During my Master's studies, I have implemented several classical and deep RL algorithms as detailed on my personal website which also contains links to my GitHub and ArXiv. The following are notes on how I would approach the implementation of an RL agent for the AcmeRobot project.
- State Representation:
(x, y)position of the robot + local tile observations, such as a fixed-radius patch indicating obstacles and dirty/clean tiles. We can also use a tabular representation for small maps. - Actions: North, South, East, West movements.
- Transition Dynamics: Deterministic inside the grid, with collision handling: either end the episode with a penalty, or apply a negative reward and stay in place.
- Reward Structure: Can depend on what we want to prioritise:
- Navigation: +ve for reaching the goal (cleaning endpoint), -ve for collisions, small step negative cost to encourage efficiency.
- Cleaning: +ve for cleaning a dirty (new) tile, zero or small -ve for already-clean tiles, small negative cost per step to encourage efficiency, -ve for collisions.
- Episode Termination: Similarly, it depends on priority:
- Navigation: episode ends when the robot reaches the goal, collides, or after a max step count.
- Cleaning: episode ends when all reachable tiles are clean or after a max step count.
- Exploration Strategy: ε-greedy or softmax action selection to balance exploration and exploitation.
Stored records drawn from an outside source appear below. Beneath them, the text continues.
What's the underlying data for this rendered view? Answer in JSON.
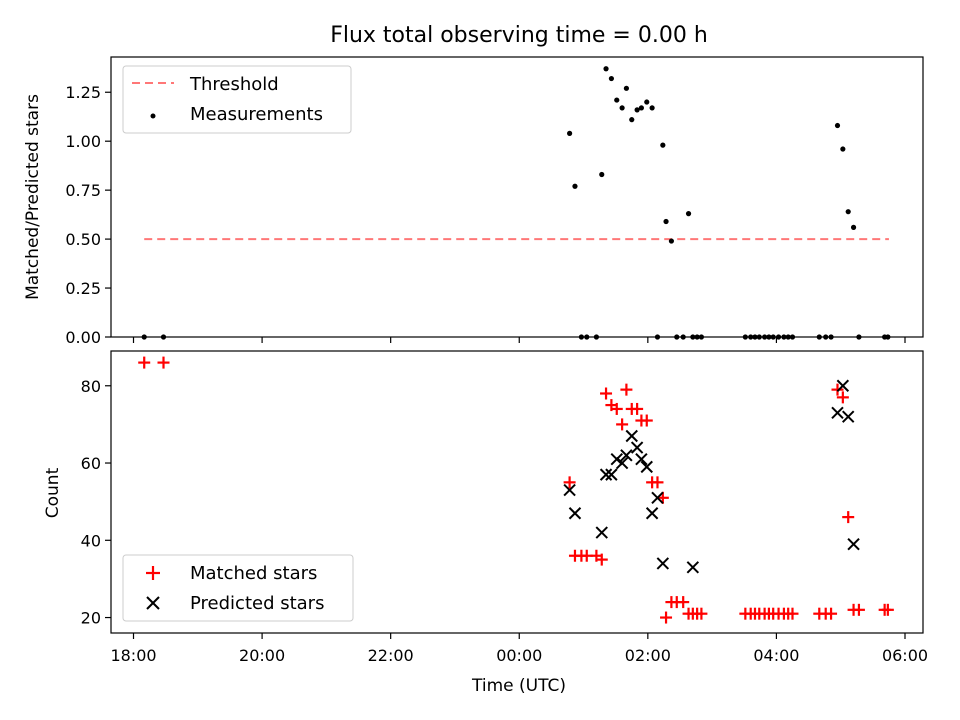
{
  "chart_data": [
    {
      "type": "scatter",
      "title": "Flux total observing time = 0.00 h",
      "xlabel": "",
      "ylabel": "Matched/Predicted stars",
      "ylim": [
        0.0,
        1.43
      ],
      "yticks": [
        "0.00",
        "0.25",
        "0.50",
        "0.75",
        "1.00",
        "1.25"
      ],
      "ytick_values": [
        0.0,
        0.25,
        0.5,
        0.75,
        1.0,
        1.25
      ],
      "xlim_hours": [
        17.65,
        30.28
      ],
      "xticks": [
        "18:00",
        "20:00",
        "22:00",
        "00:00",
        "02:00",
        "04:00",
        "06:00"
      ],
      "xtick_hours": [
        18,
        20,
        22,
        24,
        26,
        28,
        30
      ],
      "legend": {
        "position": "upper-left",
        "entries": [
          "Threshold",
          "Measurements"
        ]
      },
      "threshold": {
        "name": "Threshold",
        "value": 0.5,
        "x_range": [
          "18:10",
          "05:45"
        ],
        "color": "#ff7777"
      },
      "measurements": {
        "name": "Measurements",
        "color": "#000000",
        "x": [
          "18:10",
          "18:28",
          "00:47",
          "00:52",
          "00:58",
          "01:03",
          "01:12",
          "01:17",
          "01:21",
          "01:26",
          "01:31",
          "01:36",
          "01:40",
          "01:45",
          "01:50",
          "01:54",
          "01:59",
          "02:04",
          "02:09",
          "02:14",
          "02:17",
          "02:22",
          "02:27",
          "02:33",
          "02:38",
          "02:42",
          "02:46",
          "02:50",
          "03:31",
          "03:36",
          "03:40",
          "03:44",
          "03:49",
          "03:53",
          "03:57",
          "04:02",
          "04:07",
          "04:11",
          "04:15",
          "04:40",
          "04:46",
          "04:51",
          "04:57",
          "05:02",
          "05:07",
          "05:12",
          "05:17",
          "05:41",
          "05:44"
        ],
        "y": [
          0.0,
          0.0,
          1.04,
          0.77,
          0.0,
          0.0,
          0.0,
          0.83,
          1.37,
          1.32,
          1.21,
          1.17,
          1.27,
          1.11,
          1.16,
          1.17,
          1.2,
          1.17,
          0.0,
          0.98,
          0.59,
          0.49,
          0.0,
          0.0,
          0.63,
          0.0,
          0.0,
          0.0,
          0.0,
          0.0,
          0.0,
          0.0,
          0.0,
          0.0,
          0.0,
          0.0,
          0.0,
          0.0,
          0.0,
          0.0,
          0.0,
          0.0,
          1.08,
          0.96,
          0.64,
          0.56,
          0.0,
          0.0,
          0.0
        ]
      }
    },
    {
      "type": "scatter",
      "title": "",
      "xlabel": "Time (UTC)",
      "ylabel": "Count",
      "ylim": [
        16,
        89
      ],
      "yticks": [
        "20",
        "40",
        "60",
        "80"
      ],
      "ytick_values": [
        20,
        40,
        60,
        80
      ],
      "xlim_hours": [
        17.65,
        30.28
      ],
      "xticks": [
        "18:00",
        "20:00",
        "22:00",
        "00:00",
        "02:00",
        "04:00",
        "06:00"
      ],
      "xtick_hours": [
        18,
        20,
        22,
        24,
        26,
        28,
        30
      ],
      "legend": {
        "position": "lower-left",
        "entries": [
          "Matched stars",
          "Predicted stars"
        ]
      },
      "series": [
        {
          "name": "Matched stars",
          "marker": "+",
          "color": "#ff0000",
          "x": [
            "18:10",
            "18:28",
            "00:47",
            "00:52",
            "00:58",
            "01:03",
            "01:12",
            "01:17",
            "01:21",
            "01:26",
            "01:31",
            "01:36",
            "01:40",
            "01:45",
            "01:50",
            "01:54",
            "01:59",
            "02:04",
            "02:09",
            "02:14",
            "02:17",
            "02:22",
            "02:27",
            "02:33",
            "02:38",
            "02:42",
            "02:46",
            "02:50",
            "03:31",
            "03:36",
            "03:40",
            "03:44",
            "03:49",
            "03:53",
            "03:57",
            "04:02",
            "04:07",
            "04:11",
            "04:15",
            "04:40",
            "04:46",
            "04:51",
            "04:57",
            "05:02",
            "05:07",
            "05:12",
            "05:17",
            "05:41",
            "05:44"
          ],
          "y": [
            86,
            86,
            55,
            36,
            36,
            36,
            36,
            35,
            78,
            75,
            74,
            70,
            79,
            74,
            74,
            71,
            71,
            55,
            55,
            51,
            20,
            24,
            24,
            24,
            21,
            21,
            21,
            21,
            21,
            21,
            21,
            21,
            21,
            21,
            21,
            21,
            21,
            21,
            21,
            21,
            21,
            21,
            79,
            77,
            46,
            22,
            22,
            22,
            22
          ]
        },
        {
          "name": "Predicted stars",
          "marker": "x",
          "color": "#000000",
          "x": [
            "00:47",
            "00:52",
            "01:17",
            "01:21",
            "01:26",
            "01:31",
            "01:36",
            "01:40",
            "01:45",
            "01:50",
            "01:54",
            "01:59",
            "02:04",
            "02:09",
            "02:14",
            "02:42",
            "04:57",
            "05:02",
            "05:07",
            "05:12"
          ],
          "y": [
            53,
            47,
            42,
            57,
            57,
            61,
            60,
            62,
            67,
            64,
            61,
            59,
            47,
            51,
            34,
            33,
            73,
            80,
            72,
            39
          ]
        }
      ]
    }
  ]
}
- Algorithm Choice: Depends on task complexity:
- Tabular: Q-learning or SARSA work well for small maps with discrete states and actions.
- Larger Maps: DQN or DSN can be used for function approximation, with a small fully-connected network (or even a small transformer like TinyBERT) to process local observations. We can further explore experience replay, semi-gradients, and dual networks to stabilise training.
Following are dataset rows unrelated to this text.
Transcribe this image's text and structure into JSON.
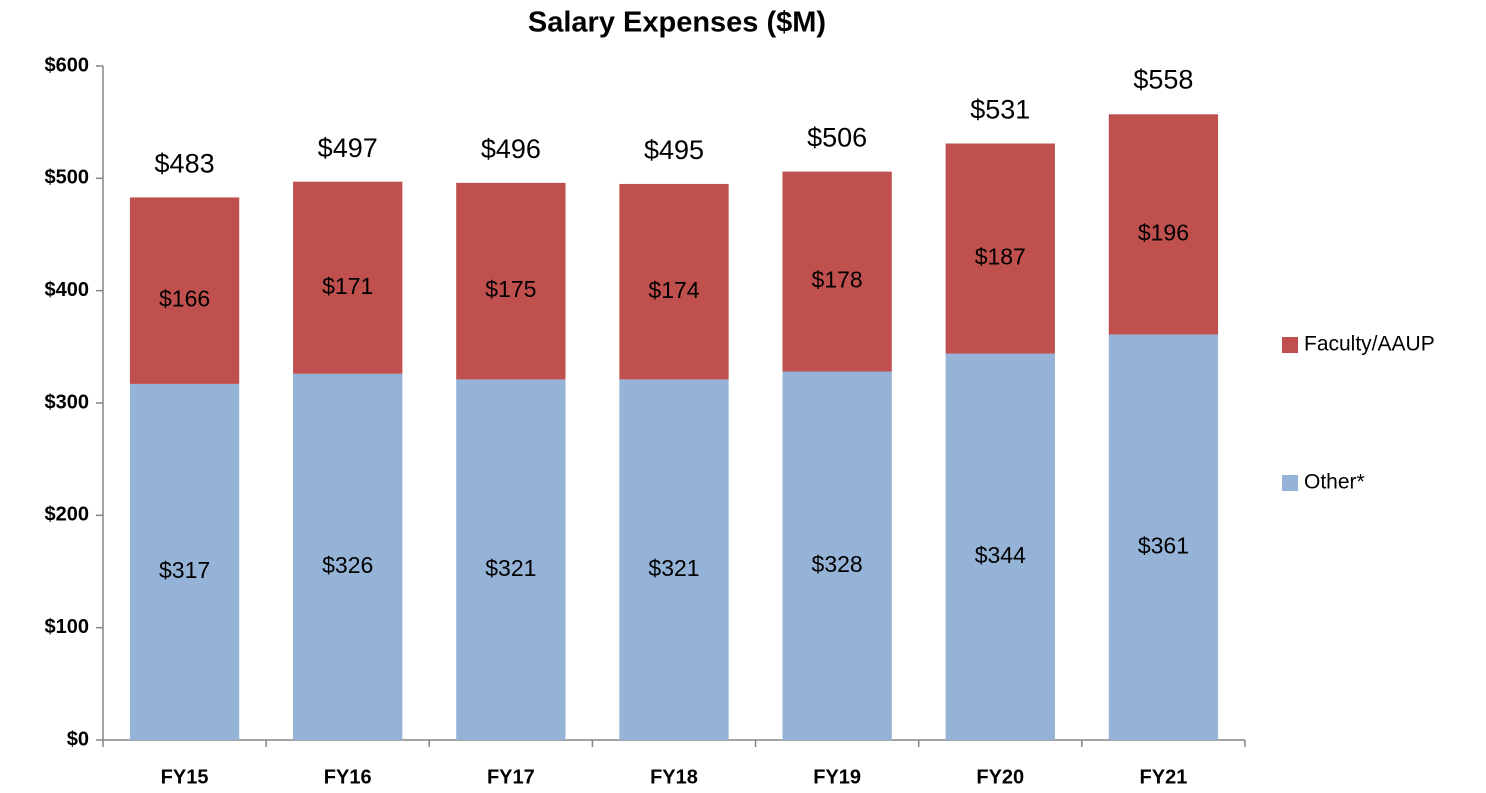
{
  "chart_data": {
    "type": "stacked_bar",
    "title": "Salary Expenses ($M)",
    "categories": [
      "FY15",
      "FY16",
      "FY17",
      "FY18",
      "FY19",
      "FY20",
      "FY21"
    ],
    "series": [
      {
        "name": "Other*",
        "color": "#95b3d7",
        "values": [
          317,
          326,
          321,
          321,
          328,
          344,
          361
        ],
        "value_labels": [
          "$317",
          "$326",
          "$321",
          "$321",
          "$328",
          "$344",
          "$361"
        ]
      },
      {
        "name": "Faculty/AAUP",
        "color": "#c0504d",
        "values": [
          166,
          171,
          175,
          174,
          178,
          187,
          196
        ],
        "value_labels": [
          "$166",
          "$171",
          "$175",
          "$174",
          "$178",
          "$187",
          "$196"
        ]
      }
    ],
    "totals": [
      483,
      497,
      496,
      495,
      506,
      531,
      558
    ],
    "total_labels": [
      "$483",
      "$497",
      "$496",
      "$495",
      "$506",
      "$531",
      "$558"
    ],
    "ylim": [
      0,
      600
    ],
    "yticks": [
      {
        "value": 0,
        "label": "$0"
      },
      {
        "value": 100,
        "label": "$100"
      },
      {
        "value": 200,
        "label": "$200"
      },
      {
        "value": 300,
        "label": "$300"
      },
      {
        "value": 400,
        "label": "$400"
      },
      {
        "value": 500,
        "label": "$500"
      },
      {
        "value": 600,
        "label": "$600"
      }
    ],
    "legend": "right"
  }
}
We can extend the project further in several ways, including but not limited to:
- GitHub integration for CI/CD: While I used git locally to track changes, we should link the project to a GitHub/GitLab repository for better collaboration, version control, and CI/CD integration.
- Packaging: While the project can be run locally or via Docker, we can also package it
for easier installation and distribution. If the codebase
must be hidden or is proprietary, packages such as
nuitkacan be used to compile the code into binary format before distribution. - Diagonal movement: The current implementation only allows movement in four directions (north, south, east, west). Adding support for diagonal movement can improve the robot's navigation capabilities.
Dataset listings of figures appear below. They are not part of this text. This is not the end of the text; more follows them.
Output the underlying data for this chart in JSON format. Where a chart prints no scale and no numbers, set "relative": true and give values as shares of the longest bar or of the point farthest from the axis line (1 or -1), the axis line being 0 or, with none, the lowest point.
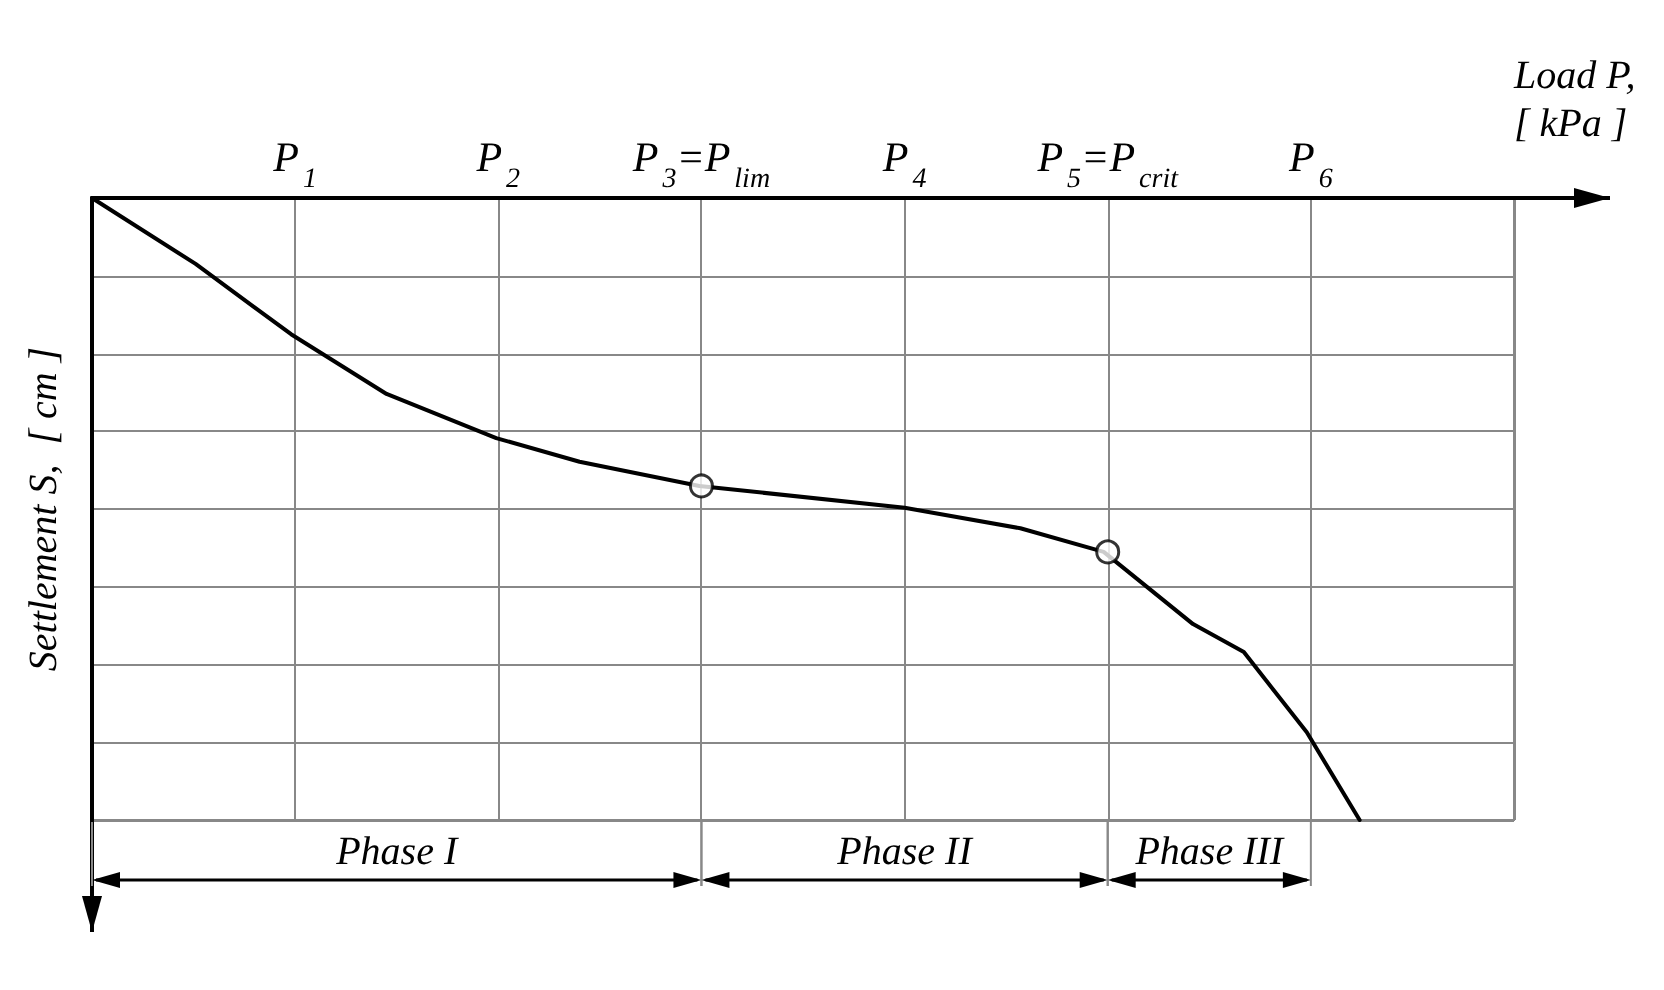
{
  "chart_data": {
    "type": "line",
    "relative": true,
    "xlabel": "Load P,\n[ kPa ]",
    "ylabel": "Settlement S,  [ cm ]",
    "xlim": [
      0,
      7
    ],
    "xticks": [
      {
        "value": 1,
        "label": "P$_{1}$"
      },
      {
        "value": 2,
        "label": "P$_{2}$"
      },
      {
        "value": 3,
        "label": "P$_{3}$=P$_{lim}$"
      },
      {
        "value": 4,
        "label": "P$_{4}$"
      },
      {
        "value": 5,
        "label": "P$_{5}$=P$_{crit}$"
      },
      {
        "value": 6,
        "label": "P$_{6}$"
      }
    ],
    "grid": true,
    "marker": "none",
    "line_style": "solid",
    "series": [
      {
        "color": "#000000",
        "x": [
          0,
          0.51,
          0.98,
          1.45,
          1.99,
          2.4,
          2.99,
          4.0,
          4.57,
          4.98,
          5.42,
          5.67,
          5.98,
          6.24
        ],
        "values": [
          0,
          -0.106,
          -0.219,
          -0.315,
          -0.386,
          -0.424,
          -0.463,
          -0.498,
          -0.531,
          -0.569,
          -0.685,
          -0.73,
          -0.859,
          -1
        ]
      },
      {
        "type": "scatter",
        "marker": "circle",
        "color": "#ffffff",
        "x": [
          3,
          5
        ],
        "values": [
          -0.463,
          -0.569
        ]
      }
    ],
    "annotations": [
      "Phase I",
      "Phase II",
      "Phase III"
    ]
  }
}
- Adding more robot models: We can introduce additional robot models with different capabilities, such as varying battery life, cleaning efficiency, or obstacle handling. Doing this is straightforward due to the existing object-oriented design and the separation between robot models, environment, and API layers.
- Session-aware map storage: Currently, the environment map is stored in memory and shared across all requests. We can enhance this by implementing session-aware storage. This would allow multiple users to have their own independent environments and robots, and also enable horizontal scaling of the API across multiple workers or instances.
- Changing Database: While I used SQLite for simplicity, we can switch to a more robust database system (e.g., PostgreSQL, MySQL) easily due to the use of ORM (Object-Relational Mapping) for better scalability and performance.